正面からじゃ勝てない。それは知ってる。それでも命を握られているというのは不快だった。
「………離れ、ッあ、が………?!」
首に鋭い痛みが奔った。
視界の端に映るナイフにはべったりと血がついている。私の、血?
「あっそ。まあ隠れてる時点で碌な奴じゃないだろうし、死んで」
首、斬られた?
地面に、一糸纏わぬ私の身体に血が流れていく。手で抑えるがその程度じゃ止まらないほどに大量の出血が発生していた。
「ファハド!ヴィヨン!変なのに聞かれてたよ!」
女が私の隠れていた茂みを明らかにするように草木を切り落とし、男たちの方へと向かっていく。

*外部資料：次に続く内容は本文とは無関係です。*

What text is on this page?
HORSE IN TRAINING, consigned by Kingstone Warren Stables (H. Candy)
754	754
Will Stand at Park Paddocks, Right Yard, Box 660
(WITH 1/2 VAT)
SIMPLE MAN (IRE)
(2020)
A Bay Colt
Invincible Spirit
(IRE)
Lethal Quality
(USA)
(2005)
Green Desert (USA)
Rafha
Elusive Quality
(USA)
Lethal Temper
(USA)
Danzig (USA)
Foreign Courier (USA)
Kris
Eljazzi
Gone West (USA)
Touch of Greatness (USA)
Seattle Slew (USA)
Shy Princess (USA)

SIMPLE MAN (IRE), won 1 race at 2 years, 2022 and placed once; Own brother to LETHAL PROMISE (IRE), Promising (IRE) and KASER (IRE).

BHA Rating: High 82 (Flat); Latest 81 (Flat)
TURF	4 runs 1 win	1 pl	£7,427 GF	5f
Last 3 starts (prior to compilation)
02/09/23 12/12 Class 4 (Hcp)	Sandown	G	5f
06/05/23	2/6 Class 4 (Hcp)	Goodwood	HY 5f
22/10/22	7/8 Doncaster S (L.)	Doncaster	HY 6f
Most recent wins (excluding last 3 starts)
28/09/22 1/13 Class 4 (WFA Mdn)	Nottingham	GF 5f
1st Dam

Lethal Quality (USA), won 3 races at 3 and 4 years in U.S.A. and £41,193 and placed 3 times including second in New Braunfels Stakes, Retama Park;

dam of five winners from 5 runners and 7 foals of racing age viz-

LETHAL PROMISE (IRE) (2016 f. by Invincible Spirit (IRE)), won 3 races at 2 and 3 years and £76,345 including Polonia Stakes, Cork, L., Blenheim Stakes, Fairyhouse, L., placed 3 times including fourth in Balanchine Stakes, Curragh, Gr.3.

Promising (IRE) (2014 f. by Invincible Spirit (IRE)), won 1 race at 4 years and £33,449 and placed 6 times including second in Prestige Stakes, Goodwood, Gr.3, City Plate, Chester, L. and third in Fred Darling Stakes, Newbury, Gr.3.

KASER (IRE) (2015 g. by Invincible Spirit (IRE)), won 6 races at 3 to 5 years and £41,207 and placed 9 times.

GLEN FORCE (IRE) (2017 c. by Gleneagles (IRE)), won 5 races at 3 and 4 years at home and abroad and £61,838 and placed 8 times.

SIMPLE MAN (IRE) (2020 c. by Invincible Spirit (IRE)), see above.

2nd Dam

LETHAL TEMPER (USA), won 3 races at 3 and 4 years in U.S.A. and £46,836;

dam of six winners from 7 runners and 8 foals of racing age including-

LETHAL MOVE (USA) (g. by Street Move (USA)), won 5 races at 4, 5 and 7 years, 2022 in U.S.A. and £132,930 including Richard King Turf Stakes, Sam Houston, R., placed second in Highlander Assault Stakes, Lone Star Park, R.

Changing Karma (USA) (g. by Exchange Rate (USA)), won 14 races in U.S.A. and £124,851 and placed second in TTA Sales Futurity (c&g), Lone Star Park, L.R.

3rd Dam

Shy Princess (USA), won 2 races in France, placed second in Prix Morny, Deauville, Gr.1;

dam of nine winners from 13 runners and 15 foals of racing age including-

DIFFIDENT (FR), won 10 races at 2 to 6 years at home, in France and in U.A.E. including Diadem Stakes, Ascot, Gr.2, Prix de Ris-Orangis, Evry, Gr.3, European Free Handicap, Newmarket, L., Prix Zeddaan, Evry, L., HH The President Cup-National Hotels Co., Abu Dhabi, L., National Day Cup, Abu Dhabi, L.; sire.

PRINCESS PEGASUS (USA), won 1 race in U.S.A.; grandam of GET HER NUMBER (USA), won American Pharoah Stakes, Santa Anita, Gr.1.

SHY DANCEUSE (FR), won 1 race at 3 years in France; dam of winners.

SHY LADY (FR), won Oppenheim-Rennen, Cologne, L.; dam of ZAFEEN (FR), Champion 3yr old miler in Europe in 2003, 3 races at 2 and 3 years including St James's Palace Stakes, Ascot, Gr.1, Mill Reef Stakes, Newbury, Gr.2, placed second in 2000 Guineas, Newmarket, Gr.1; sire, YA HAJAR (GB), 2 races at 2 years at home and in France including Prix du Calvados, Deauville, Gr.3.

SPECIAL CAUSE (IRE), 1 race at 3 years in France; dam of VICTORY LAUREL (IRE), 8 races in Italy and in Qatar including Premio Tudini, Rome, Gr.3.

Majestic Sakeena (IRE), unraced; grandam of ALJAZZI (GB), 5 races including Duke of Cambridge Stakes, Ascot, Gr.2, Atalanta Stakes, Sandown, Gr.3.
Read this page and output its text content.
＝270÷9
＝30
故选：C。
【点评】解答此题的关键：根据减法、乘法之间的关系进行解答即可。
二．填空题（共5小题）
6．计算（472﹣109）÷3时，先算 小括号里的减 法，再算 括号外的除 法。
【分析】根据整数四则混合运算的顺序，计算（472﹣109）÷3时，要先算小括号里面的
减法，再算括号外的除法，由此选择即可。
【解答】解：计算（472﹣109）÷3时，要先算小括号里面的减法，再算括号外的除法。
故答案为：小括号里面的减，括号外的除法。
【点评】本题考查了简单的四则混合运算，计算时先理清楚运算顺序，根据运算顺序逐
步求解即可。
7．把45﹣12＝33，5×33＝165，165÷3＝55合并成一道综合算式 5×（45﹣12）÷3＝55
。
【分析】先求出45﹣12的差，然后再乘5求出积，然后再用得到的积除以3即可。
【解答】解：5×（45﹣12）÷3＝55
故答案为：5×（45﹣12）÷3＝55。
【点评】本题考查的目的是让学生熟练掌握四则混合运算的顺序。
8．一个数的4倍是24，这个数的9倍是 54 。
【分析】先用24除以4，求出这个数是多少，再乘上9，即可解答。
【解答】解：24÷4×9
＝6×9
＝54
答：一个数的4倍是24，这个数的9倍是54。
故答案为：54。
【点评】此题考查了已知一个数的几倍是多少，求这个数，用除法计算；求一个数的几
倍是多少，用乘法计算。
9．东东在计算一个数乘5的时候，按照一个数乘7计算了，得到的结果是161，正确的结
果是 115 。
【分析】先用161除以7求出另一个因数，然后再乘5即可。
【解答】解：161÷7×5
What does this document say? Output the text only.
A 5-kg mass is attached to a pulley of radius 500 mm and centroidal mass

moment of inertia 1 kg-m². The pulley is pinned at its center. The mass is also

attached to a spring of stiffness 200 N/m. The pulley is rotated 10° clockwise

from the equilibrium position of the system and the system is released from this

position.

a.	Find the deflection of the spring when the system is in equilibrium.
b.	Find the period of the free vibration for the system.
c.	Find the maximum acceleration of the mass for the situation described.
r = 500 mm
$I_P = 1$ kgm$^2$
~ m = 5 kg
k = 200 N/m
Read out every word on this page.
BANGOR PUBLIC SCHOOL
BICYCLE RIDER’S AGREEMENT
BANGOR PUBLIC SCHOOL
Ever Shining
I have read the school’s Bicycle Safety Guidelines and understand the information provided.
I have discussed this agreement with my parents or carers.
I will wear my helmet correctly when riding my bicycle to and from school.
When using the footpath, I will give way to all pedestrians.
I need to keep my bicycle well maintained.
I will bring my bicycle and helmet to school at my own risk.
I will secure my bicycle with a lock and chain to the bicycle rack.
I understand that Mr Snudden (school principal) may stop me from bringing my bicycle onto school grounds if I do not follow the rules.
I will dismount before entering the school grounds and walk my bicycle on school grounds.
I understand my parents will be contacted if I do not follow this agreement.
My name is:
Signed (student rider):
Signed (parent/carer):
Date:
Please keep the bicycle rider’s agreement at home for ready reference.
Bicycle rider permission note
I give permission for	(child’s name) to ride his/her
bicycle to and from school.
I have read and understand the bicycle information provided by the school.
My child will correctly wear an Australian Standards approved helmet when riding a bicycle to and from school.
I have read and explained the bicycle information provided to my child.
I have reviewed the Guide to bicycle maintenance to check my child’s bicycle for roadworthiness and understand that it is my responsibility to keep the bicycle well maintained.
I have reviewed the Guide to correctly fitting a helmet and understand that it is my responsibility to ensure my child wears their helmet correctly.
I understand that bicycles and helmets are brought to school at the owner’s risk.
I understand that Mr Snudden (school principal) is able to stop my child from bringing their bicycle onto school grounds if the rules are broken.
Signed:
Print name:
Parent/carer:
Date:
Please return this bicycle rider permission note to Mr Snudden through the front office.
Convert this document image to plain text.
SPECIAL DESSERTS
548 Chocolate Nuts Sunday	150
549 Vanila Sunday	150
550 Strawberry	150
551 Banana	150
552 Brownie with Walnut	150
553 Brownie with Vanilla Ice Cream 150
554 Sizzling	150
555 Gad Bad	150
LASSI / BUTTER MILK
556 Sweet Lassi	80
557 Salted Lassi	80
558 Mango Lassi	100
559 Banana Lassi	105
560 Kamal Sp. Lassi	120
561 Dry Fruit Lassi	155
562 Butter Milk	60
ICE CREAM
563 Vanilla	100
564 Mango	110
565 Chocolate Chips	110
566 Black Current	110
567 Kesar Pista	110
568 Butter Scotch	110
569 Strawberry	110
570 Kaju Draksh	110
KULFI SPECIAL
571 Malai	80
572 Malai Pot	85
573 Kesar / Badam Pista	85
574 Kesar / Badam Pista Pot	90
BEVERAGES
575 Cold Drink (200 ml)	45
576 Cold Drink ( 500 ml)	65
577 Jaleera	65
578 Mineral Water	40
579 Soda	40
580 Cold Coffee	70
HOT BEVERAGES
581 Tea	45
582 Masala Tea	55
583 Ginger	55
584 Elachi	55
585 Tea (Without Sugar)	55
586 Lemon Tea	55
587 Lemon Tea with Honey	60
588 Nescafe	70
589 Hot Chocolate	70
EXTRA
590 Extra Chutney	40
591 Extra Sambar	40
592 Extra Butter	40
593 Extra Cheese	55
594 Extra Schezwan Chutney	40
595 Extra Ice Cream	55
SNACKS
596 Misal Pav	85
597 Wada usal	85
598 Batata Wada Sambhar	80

ぼたぼたと垂れ落ちていく血、私の命。首筋を握る指に力が入っていく。
「………こいつは、なんだ?」
「紅い瞳、魔物か?だがまるで人間のようだのう」
「どっちだっていいよ!」
しぬ、死ぬ………死ぬ?
こんなにあっけなく?まだ、強くも何もなれてない。声の主を殺せてない。レインを食べれてない。
「あの臍の上のものは魔核か?」
「うわあ、随分と小さなお嬢さんかと思ったら、新種の魔物かあ………」
「あんた変態?あんな子供に欲情してんの?」
「失礼な事を言わないでくれよ………本当に子どもだったら保護が必要かもしれないだろ?まあ魔物なら殺せば―――」
死ねない。それが答えだ。でもこのままじゃ死ぬ。今まで負傷してきた部位とは違って、今回傷を負ったのは致命的な部分だから。
血肉が欠けた。じゃあどうするか、答えは簡単。喰って補給する。獲物は、お前たちだ。
瞳の紅さが増す。勝てるか勝てないかじゃない。殺して、喰う。どんな手を使ってでも生きる、その決意は未だ揺らいでなどいないのだから。